第30話 逃げろ

 こんなお約束は求めていないんだけれども!

 蚩尤め。律儀に現れなくっていいってば!!


「に、逃げろ!!」

「大人を呼んで来なくちゃ!」


 少年たちは、慌てて逃げ惑う。

 この状況で、正体がバレないように少年達を助けるって、難しくない??


「こっち!! 木のトンネルがある!!」


 私は少年達を植物を操作して作ったトンネルに誘導する。

 体の大きな蚩尤にはくぐれないトンネル。

 小さな少年達がトンネルをくぐり抜けて走り逃げる間に、蚩尤は追うのにてこずるはずだ。


 ガガガガガガ!!!


 蚩尤がいら立って木を崩しながら追ってくる。


「急いで!! 後ろ!! 追ってくる!!」

「分かっている!!」


 トンネルの先は、国境の守衛場。

 そこにたどり着けば、大人の仙人が何人かいるはずだから、蚩尤を退治してもらえるはずだ。

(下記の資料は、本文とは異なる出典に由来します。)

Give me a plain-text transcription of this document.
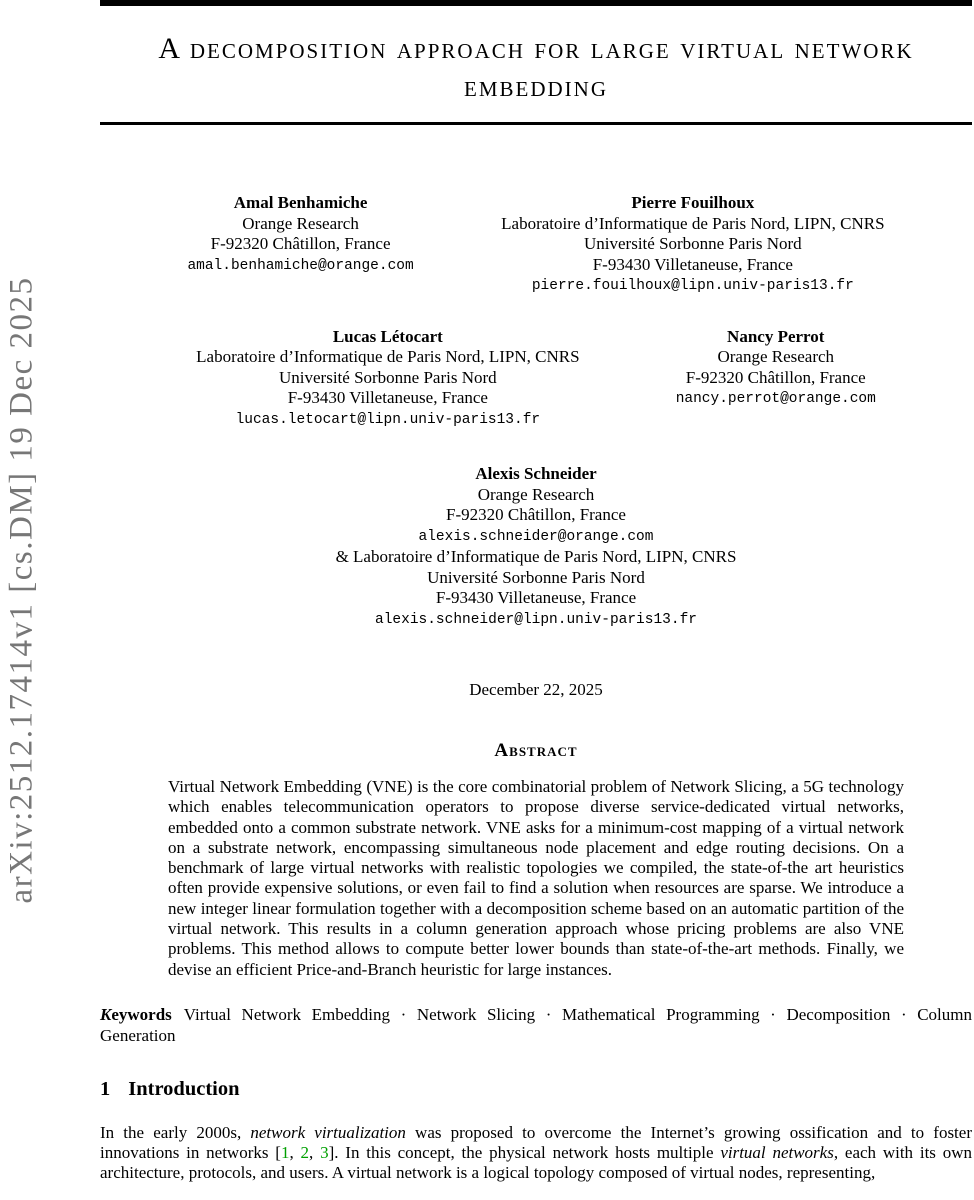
arXiv:2512.17414v1 [cs.DM] 19 Dec 2025
A decomposition approach for large virtual network
embedding
Amal Benhamiche
Orange Research
F-92320 Châtillon, France
amal.benhamiche@orange.com
Pierre Fouilhoux
Laboratoire d’Informatique de Paris Nord, LIPN, CNRS
Université Sorbonne Paris Nord
F-93430 Villetaneuse, France
pierre.fouilhoux@lipn.univ-paris13.fr
Lucas Létocart
Laboratoire d’Informatique de Paris Nord, LIPN, CNRS
Université Sorbonne Paris Nord
F-93430 Villetaneuse, France
lucas.letocart@lipn.univ-paris13.fr
Nancy Perrot
Orange Research
F-92320 Châtillon, France
nancy.perrot@orange.com
Alexis Schneider
Orange Research
F-92320 Châtillon, France
alexis.schneider@orange.com
& Laboratoire d’Informatique de Paris Nord, LIPN, CNRS
Université Sorbonne Paris Nord
F-93430 Villetaneuse, France
alexis.schneider@lipn.univ-paris13.fr
December 22, 2025
Abstract

Virtual Network Embedding (VNE) is the core combinatorial problem of Network Slicing, a 5G technology which enables telecommunication operators to propose diverse service-dedicated virtual networks, embedded onto a common substrate network. VNE asks for a minimum-cost mapping of a virtual network on a substrate network, encompassing simultaneous node placement and edge routing decisions. On a benchmark of large virtual networks with realistic topologies we compiled, the state-of-the art heuristics often provide expensive solutions, or even fail to find a solution when resources are sparse. We introduce a new integer linear formulation together with a decomposition scheme based on an automatic partition of the virtual network. This results in a column generation approach whose pricing problems are also VNE problems. This method allows to compute better lower bounds than state-of-the-art methods. Finally, we devise an efficient Price-and-Branch heuristic for large instances.

Keywords Virtual Network Embedding · Network Slicing · Mathematical Programming · Decomposition · Column Generation

1 Introduction

In the early 2000s, network virtualization was proposed to overcome the Internet’s growing ossification and to foster innovations in networks [1, 2, 3]. In this concept, the physical network hosts multiple virtual networks, each with its own architecture, protocols, and users. A virtual network is a logical topology composed of virtual nodes, representing,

 私一人で戦う事もできるが、それでは正体がバレてしまう。

 できれば、それは避けたい。


「くっそ! 負けてたまるかよ!」


 少年の一人が、踵を返して、蚩尤と立ち向かおうとする。

 え、ちょっと! それは止めてくれないかな?

 大人の仙人に素直に頼ろうよ。


 少年の手から放たれた炎は、蚩尤の一払いで消えてしまう。

 でしょうね。

 そうでしょうよ。

 散々苦労して戦ってきた私だ。

 その程度の炎では、蚩尤はびくともしないことは、分かっている。


 蚩尤の手が、少年を掴もうと迫ってくる。


「危ない!!」


 咄嗟に少年を庇った私を蚩尤が掴む。

 痛い!!


 蚩尤にむんずと掴まれて、体中がギリギリと痛む。


「に、逃げて!! 大人を呼んできて!! 早く!!!」


 自分のせいで私が捕まってしまったのだと呆然とする少年に、私は指示を送る。

 私の言葉に、少年は慌てて走り出す。


 ――良かった。これで、思う存分力を使って戦える。


 少年の姿を消えたところで、私は仙術を使う。

 蚩尤の左右から蔦が伸びてきて、蚩尤の腕に絡みつく。

 蔦を引き千切ろうと暴れる蚩尤は、私を手放す。


 蚩尤に乱暴に投げ飛ばされた私は、植物のクッションに守られて無事に着地する。


 ギャアアアア!!!


 蚩尤が吠える。

 私の仕業と気づいているのか、蚩尤の手が私を潰そうと襲ってくる。


 バアアアアン!!


 地面に穴が開くほどの衝撃。

 仙術で植物を操って逃げる私を、蚩尤が追う。

 蚩尤は追ってくるけれども、これほど植物が豊富な場所。

 私にとって有利な状況だ。

 植物は、私の姿をいともたやすく蚩尤から隠してくれる。

 このまま逃げて、大人に退治してもらって。「怖かった」とか言って怯えた様子で姿を現わせば、私が桃華だとはバレないだろう。

 運よく逃げられた幼い少年と思ってもらえるだろう。


「大丈夫か!!」


 声がした方を見れば、あの火を使う少年が立っている。


 嘘! 何で戻ってきたの??

 そんなの分かっている。責任を感じで心配してくれたのだろう。


 蚩尤が少年に気づいてしまった。